Example 1: an apparatus, comprising: a substrate that comprises a glass layer, wherein a first region of the substrate has a first porosity and a second region of the substrate has a second porosity that is higher than the first porosity, and wherein the second region is at an edge of the substrate; and a via through a thickness of the substrate.

Example 2: the apparatus of Example 1, wherein the second region is a ring around a perimeter of the substrate.

Example 3: the apparatus of Example 1 or Example 2, wherein the second region extends from a top surface of the substrate to a bottom surface of the substrate.

Example 4: the apparatus of Examples 1-3, wherein the second region has a sidewall profile that is orthogonal to a top surface or a bottom surface of the substrate.

Example 5: the apparatus of Examples 1-4, wherein the second region has a sidewall profile that is non-orthogonal to a top surface or a bottom surface of the substrate.

Example 6: the apparatus of Example 5, wherein the sidewall profile comprises a first slope and a second slope.

Example 7: the apparatus of Examples 1-6, further comprising: a buildup layer over the substrate, wherein an edge of the buildup layer is offset from the edge of the substrate.

Example 8: the apparatus of Example 7, wherein the edge of the buildup layer is non-orthogonal to a top surface or a bottom surface of the substrate.

Example 9: the apparatus of Examples 1-8, wherein the second porosity is at least 30% porous.

Example 10: the apparatus of Examples 1-9, wherein the second region extends from the edge of the substrate into the substrate at least 5.0 μm.

Example 11: an apparatus, comprising: a glass core, wherein the glass core comprises: a first region that comprises a first porosity; and a second region that surrounds a perimeter of the first region, wherein the second region comprises a second porosity that is higher than the first porosity; and a buildup layer over the glass core, wherein the buildup layer has a first width that is narrower than a second width of the glass core.

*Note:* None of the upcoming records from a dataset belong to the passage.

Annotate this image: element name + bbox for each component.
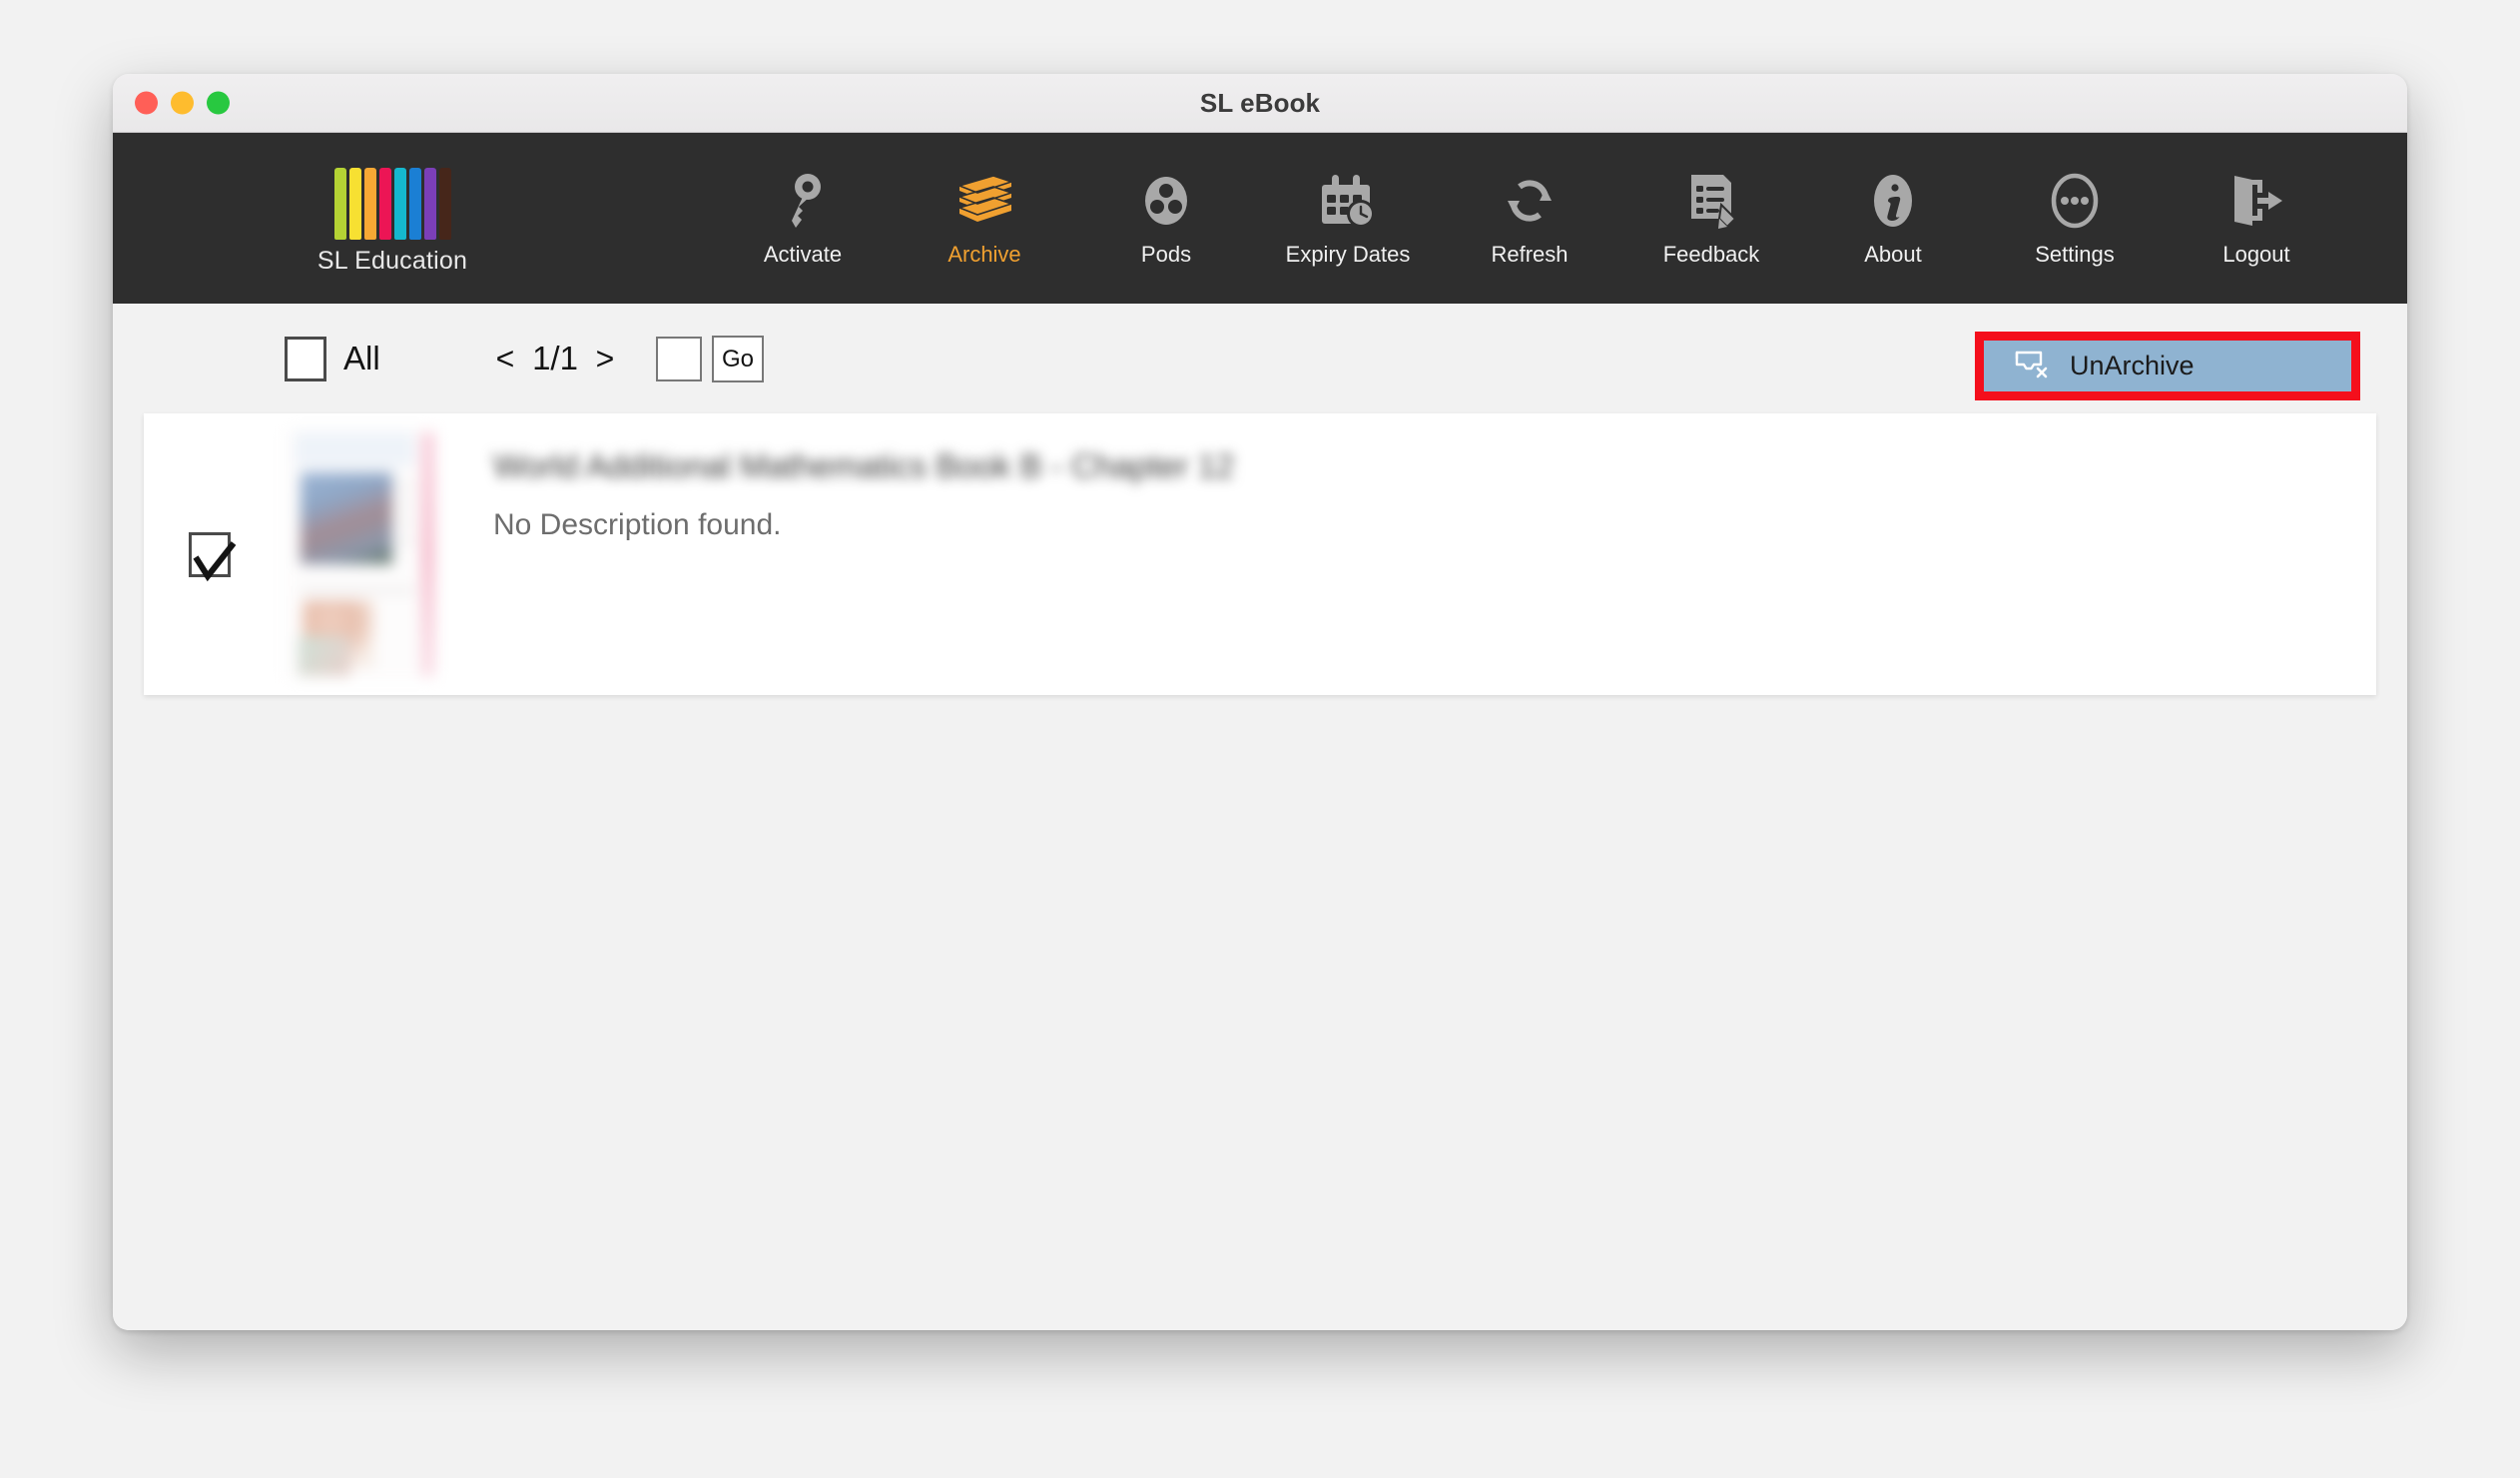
page-number-input[interactable] <box>656 336 702 381</box>
main-toolbar: SL Education Activate Archive Pods Expir… <box>113 133 2407 304</box>
close-window-button[interactable] <box>135 91 158 115</box>
toolbar-label-activate: Activate <box>763 241 843 267</box>
maximize-window-button[interactable] <box>207 91 230 115</box>
toolbar-item-refresh[interactable]: Refresh <box>1439 170 1620 268</box>
action-bar: All < 1/1 > Go UnArchive <box>113 304 2407 413</box>
pagination-controls: < 1/1 > Go <box>482 335 764 382</box>
row-checkbox[interactable] <box>189 531 237 581</box>
go-button[interactable]: Go <box>712 335 764 382</box>
toolbar-label-feedback: Feedback <box>1662 241 1760 267</box>
app-window: SL eBook SL Education Activate Archive P… <box>113 74 2407 1330</box>
ellipsis-circle-icon <box>2049 170 2101 232</box>
toolbar-item-settings[interactable]: Settings <box>1984 170 2166 268</box>
toolbar-label-logout: Logout <box>2222 241 2290 267</box>
window-title: SL eBook <box>1199 87 1321 118</box>
books-stack-icon <box>953 170 1015 232</box>
content-area: World Additional Mathematics Book B - Ch… <box>113 413 2407 1330</box>
traffic-light-group <box>135 91 230 115</box>
desktop-backdrop: SL eBook SL Education Activate Archive P… <box>0 0 2520 1478</box>
toolbar-label-pods: Pods <box>1140 241 1192 267</box>
minimize-window-button[interactable] <box>171 91 194 115</box>
row-text-cell: World Additional Mathematics Book B - Ch… <box>445 413 2376 695</box>
book-description: No Description found. <box>493 508 782 541</box>
pods-circle-icon <box>1140 170 1192 232</box>
book-cover-thumbnail <box>285 428 436 680</box>
toolbar-item-about[interactable]: About <box>1802 170 1984 268</box>
toolbar-label-about: About <box>1864 241 1922 267</box>
inbox-remove-icon <box>2014 349 2050 383</box>
previous-page-button[interactable]: < <box>482 341 528 377</box>
toolbar-label-refresh: Refresh <box>1491 241 1569 267</box>
window-titlebar: SL eBook <box>113 74 2407 133</box>
book-title: World Additional Mathematics Book B - Ch… <box>493 447 1235 484</box>
book-list: World Additional Mathematics Book B - Ch… <box>144 413 2376 695</box>
toolbar-nav: Activate Archive Pods Expiry Dates Refre… <box>712 133 2347 304</box>
page-indicator: 1/1 <box>532 340 578 376</box>
row-checkbox-cell <box>144 413 276 695</box>
logo-bars-icon <box>333 162 451 240</box>
unarchive-label: UnArchive <box>2070 351 2195 380</box>
toolbar-item-logout[interactable]: Logout <box>2166 170 2347 268</box>
select-all-group: All <box>285 336 380 381</box>
logout-door-icon <box>2230 170 2282 232</box>
info-icon <box>1870 170 1916 232</box>
toolbar-item-activate[interactable]: Activate <box>712 170 894 268</box>
next-page-button[interactable]: > <box>582 341 628 377</box>
calendar-clock-icon <box>1320 170 1376 232</box>
toolbar-item-archive[interactable]: Archive <box>894 170 1075 268</box>
key-icon <box>780 170 826 232</box>
brand-logo: SL Education <box>293 162 492 276</box>
unarchive-button[interactable]: UnArchive <box>1984 341 2351 391</box>
toolbar-item-pods[interactable]: Pods <box>1075 170 1257 268</box>
select-all-label: All <box>343 340 380 376</box>
toolbar-label-expiry-dates: Expiry Dates <box>1285 241 1411 267</box>
select-all-checkbox[interactable] <box>285 336 326 381</box>
refresh-icon <box>1503 170 1557 232</box>
toolbar-label-archive: Archive <box>947 241 1021 267</box>
row-thumbnail-cell <box>276 413 445 695</box>
table-row[interactable]: World Additional Mathematics Book B - Ch… <box>144 413 2376 695</box>
unarchive-highlight-box: UnArchive <box>1975 332 2360 400</box>
toolbar-item-feedback[interactable]: Feedback <box>1620 170 1802 268</box>
toolbar-item-expiry-dates[interactable]: Expiry Dates <box>1257 170 1439 268</box>
brand-name: SL Education <box>316 246 468 275</box>
feedback-pencil-icon <box>1685 170 1737 232</box>
toolbar-label-settings: Settings <box>2035 241 2115 267</box>
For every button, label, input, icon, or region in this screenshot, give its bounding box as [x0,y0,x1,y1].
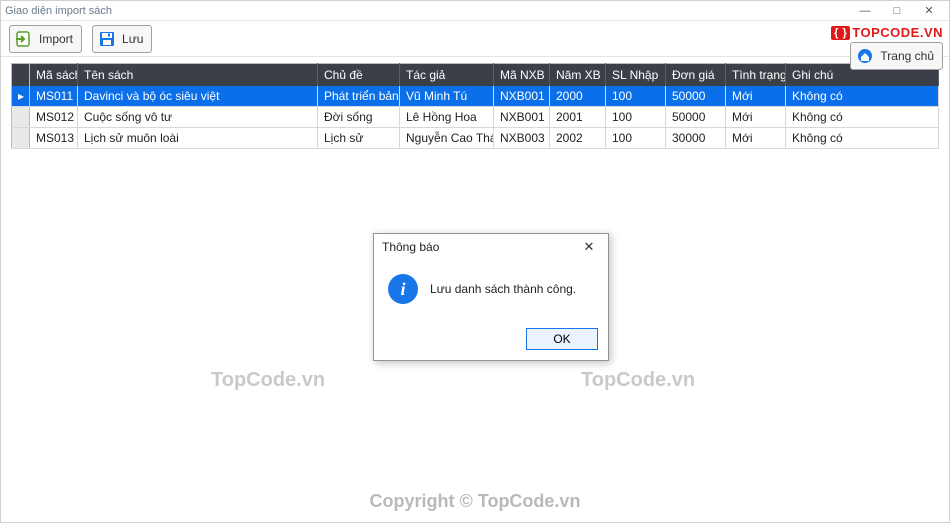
dialog-close-button[interactable]: ✕ [576,237,602,257]
info-icon: i [388,274,418,304]
dialog-backdrop: Thông báo ✕ i Lưu danh sách thành công. … [1,1,949,522]
dialog-message: Lưu danh sách thành công. [430,282,576,296]
dialog-titlebar[interactable]: Thông báo ✕ [374,234,608,260]
dialog-ok-button[interactable]: OK [526,328,598,350]
message-dialog: Thông báo ✕ i Lưu danh sách thành công. … [373,233,609,361]
dialog-title-text: Thông báo [382,240,439,254]
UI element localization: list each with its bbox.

Example 12: the apparatus of Example 11, wherein the buildup layer has the first width through an entire thickness of the buildup layer.

Example 13: the apparatus of Example 11 or Example 12, wherein the first width of the buildup layer is at a bottom of the buildup layer in contact with the glass core and a third width of the buildup layer is at a top of the buildup layer, wherein the third width is smaller than the first width.

Example 14: the apparatus of Examples 11-13, wherein the second region is a ring at an edge surface of the glass core.

Example 15: the apparatus of Example 14, wherein the edge surface has a vertical profile or a sloped profile.

Example 16: the apparatus of Examples 11-15, wherein the second region extends through an entire thickness of the glass core.

Example 17: the apparatus of Examples 11-16, further comprising: a die electrically coupled to the buildup layer; and a board electrically coupled to the glass core.

Example 18: an apparatus, comprising: a substrate, wherein the substrate comprises: a first glass layer with a first porosity; a second glass layer with a second porosity that is higher than the first porosity, wherein the second glass layer surrounds a perimeter of the first glass layer; and an interface between the first glass layer and the second glass layer that comprises a gradient in porosity from the first porosity to the second porosity; and a buildup layer over the substrate.

Example 19: the apparatus of Example 18, wherein the interface between the first glass layer and the second glass layer is curved.

Example 20: the apparatus of Example 18 or Example 19, wherein an inner edge of the second glass layer is not parallel with an outer edge of the second glass layer.